« Je fume du cannabis tous les jours »
Pour certaines personnes, cette phrase ne pose aucun problème.
Pour d’autres, elle s’accompagne d’un doute :
- Est-ce que je suis dépendant ?
- Est-ce que je peux encore arrêter quand je veux ?
- Est-ce que ma consommation est devenue excessive ?
- Pourquoi ai-je besoin de fumer tous les jours ?
Ces questions sont fréquentes et méritent d’être prises au sérieux, sans pour autant céder à la panique.
Fumer tous les jours signifie-t-il être dépendant ?
Pas nécessairement. La fréquence de consommation est un indicateur important, mais elle ne suffit pas à définir une dépendance.
La question essentielle est souvent : Quelle place le cannabis occupe-t-il dans votre vie ?
Certaines personnes consomment quotidiennement sans ressentir de perte de contrôle apparente.
D’autres constatent progressivement :
- une difficulté à passer une journée sans fumer ;
- des tentatives d’arrêt infructueuses ;
- une augmentation des quantités ;
- une consommation devenue automatique.
C’est souvent cette perte de liberté qui interroge davantage que le nombre de joints.
Pourquoi je fume tous les jours ?
Le cannabis ne sert pas uniquement à rechercher du plaisir.
Il peut également remplir différentes fonctions psychologiques :
- réduire l’anxiété ;
- favoriser l’endormissement ;
- calmer les pensées envahissantes ;
- diminuer le stress ;
- lutter contre l’ennui ;
- éviter certaines émotions douloureuses.
Dans ce contexte, le cannabis devient parfois une stratégie d’adaptation.
Le problème est qu’une solution efficace à court terme peut devenir source de difficultés à long terme.
Quand le cannabis devient une habitude
De nombreuses personnes décrivent un phénomène progressif.
Au départ : « Je fume de temps en temps. ». Puis : « Je fume le week-end. »
Puis : « Je fume le soir pour me détendre. »
Et finalement : « Je fume tous les jours. »
Cette évolution est souvent discrète.
Le cannabis s’intègre progressivement dans les routines quotidiennes jusqu’à devenir un réflexe.
Les conséquences psychologiques
Le cannabis n’a pas les mêmes effets chez tout le monde.
Cependant, certaines difficultés reviennent fréquemment :
- baisse de motivation ;
- difficultés de concentration ;
- sentiment de brouillard mental ;
- repli sur soi ;
- anxiété ;
- perte de confiance en soi ;
- difficultés relationnelles.
Certaines personnes ont également le sentiment que leur vie s’organise progressivement autour de la consommation.
« Je peux arrêter quand je veux »
Cette phrase mérite parfois d’être mise à l’épreuve. Une question simple peut être utile :
Si vous décidiez aujourd’hui d’arrêter pendant un mois, à quel point cela vous semblerait-il facile ?
La réponse apporte souvent davantage d’informations que toutes les étiquettes.
La dépendance ne se mesure pas uniquement à la quantité consommée.
Elle se mesure aussi à la difficulté à s’en passer.
Le cannabis est-il le problème ?
Pas toujours. Dans certaines situations, la consommation est davantage un symptôme qu’une cause.

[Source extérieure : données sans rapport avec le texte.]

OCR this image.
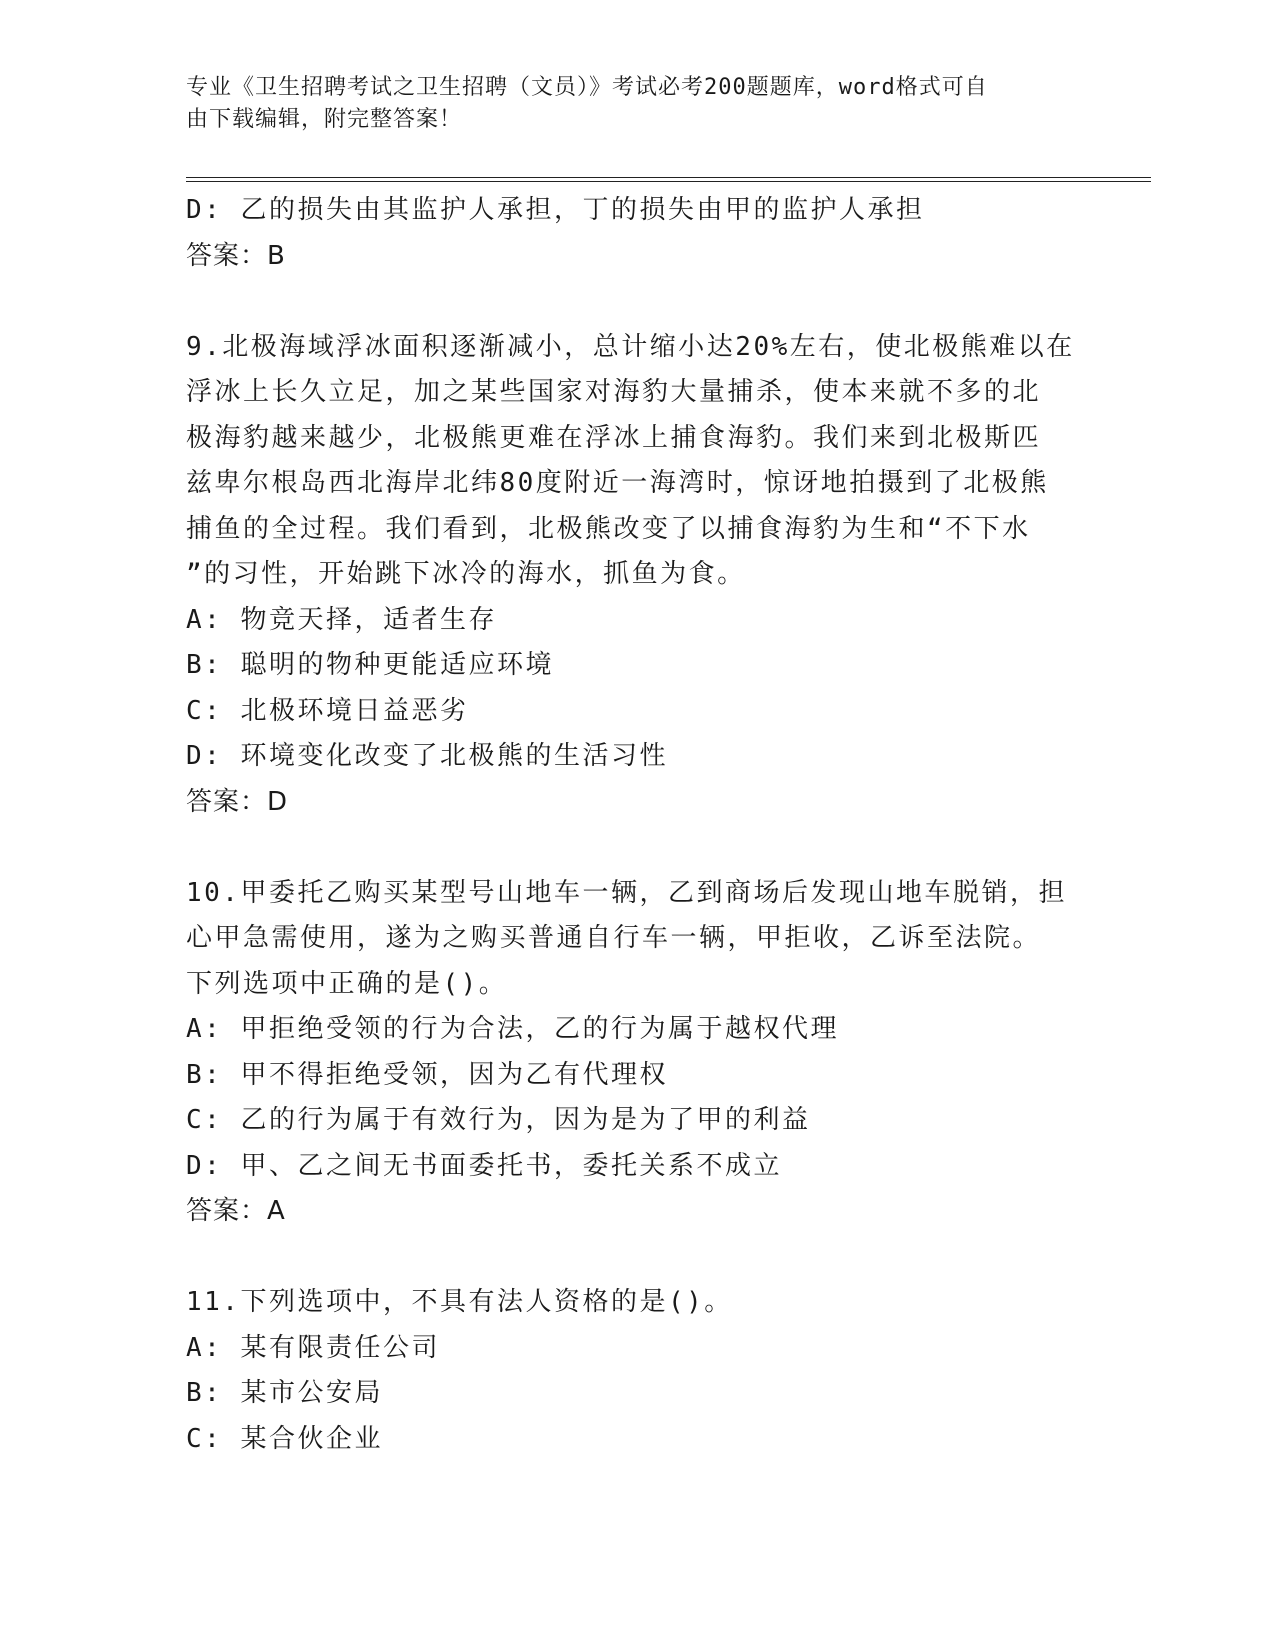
专业《卫生招聘考试之卫生招聘（文员）》考试必考200题题库，word格式可自
由下载编辑，附完整答案！
D: 乙的损失由其监护人承担，丁的损失由甲的监护人承担
答案：B
9.北极海域浮冰面积逐渐减小，总计缩小达20%左右，使北极熊难以在
浮冰上长久立足，加之某些国家对海豹大量捕杀，使本来就不多的北
极海豹越来越少，北极熊更难在浮冰上捕食海豹。我们来到北极斯匹
兹卑尔根岛西北海岸北纬80度附近一海湾时，惊讶地拍摄到了北极熊
捕鱼的全过程。我们看到，北极熊改变了以捕食海豹为生和“不下水
”的习性，开始跳下冰冷的海水，抓鱼为食。
A: 物竞天择，适者生存
B: 聪明的物种更能适应环境
C: 北极环境日益恶劣
D: 环境变化改变了北极熊的生活习性
答案：D
10.甲委托乙购买某型号山地车一辆，乙到商场后发现山地车脱销，担
心甲急需使用，遂为之购买普通自行车一辆，甲拒收，乙诉至法院。
下列选项中正确的是()。
A: 甲拒绝受领的行为合法，乙的行为属于越权代理
B: 甲不得拒绝受领，因为乙有代理权
C: 乙的行为属于有效行为，因为是为了甲的利益
D: 甲、乙之间无书面委托书，委托关系不成立
答案：A
11.下列选项中，不具有法人资格的是()。
A: 某有限责任公司
B: 某市公安局
C: 某合伙企业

Derrière le cannabis peuvent se cacher :
- une anxiété ancienne ;
- une faible estime de soi ;
- un mal-être diffus ;
- des difficultés relationnelles ;
- un sentiment de vide ;
- une perte de repères.
La consommation tente alors de répondre à un besoin psychologique réel.
Comprendre ce besoin constitue souvent une étape essentielle du changement.
Retrouver sa liberté
L’objectif n’est pas nécessairement l’abstinence immédiate.
Certaines personnes souhaitent arrêter.
D’autres souhaitent réduire leur consommation.
D’autres encore veulent simplement comprendre leur relation au cannabis.
L’essentiel est souvent de retrouver une capacité de choix.
Car la question n’est pas seulement : « Combien de joints je fume ? »
Mais aussi : « Est-ce que je choisis encore de fumer ou est-ce devenu automatique ? »
En conclusion
Fumer du cannabis tous les jours ne signifie pas automatiquement être dépendant.
En revanche, cette habitude mérite parfois d’être interrogée.
Lorsque la consommation devient indispensable pour se détendre, dormir, gérer ses émotions ou traverser la journée, il peut être utile d’explorer ce qu’elle apporte réellement.
Derrière la question du cannabis se cache souvent une autre question :
De quoi cette consommation tente-t-elle de me protéger ?
Références
- Beck, A. T., Wright, F. D., Newman, C. F., & Liese, B. S. (1993). Cognitive Therapy of Substance Abuse.
- Miller, W. R., & Rollnick, S. (2013). L’entretien motivationnel.
- Volkow, N. D. (2020). The neurobiology of cannabis use and dependence.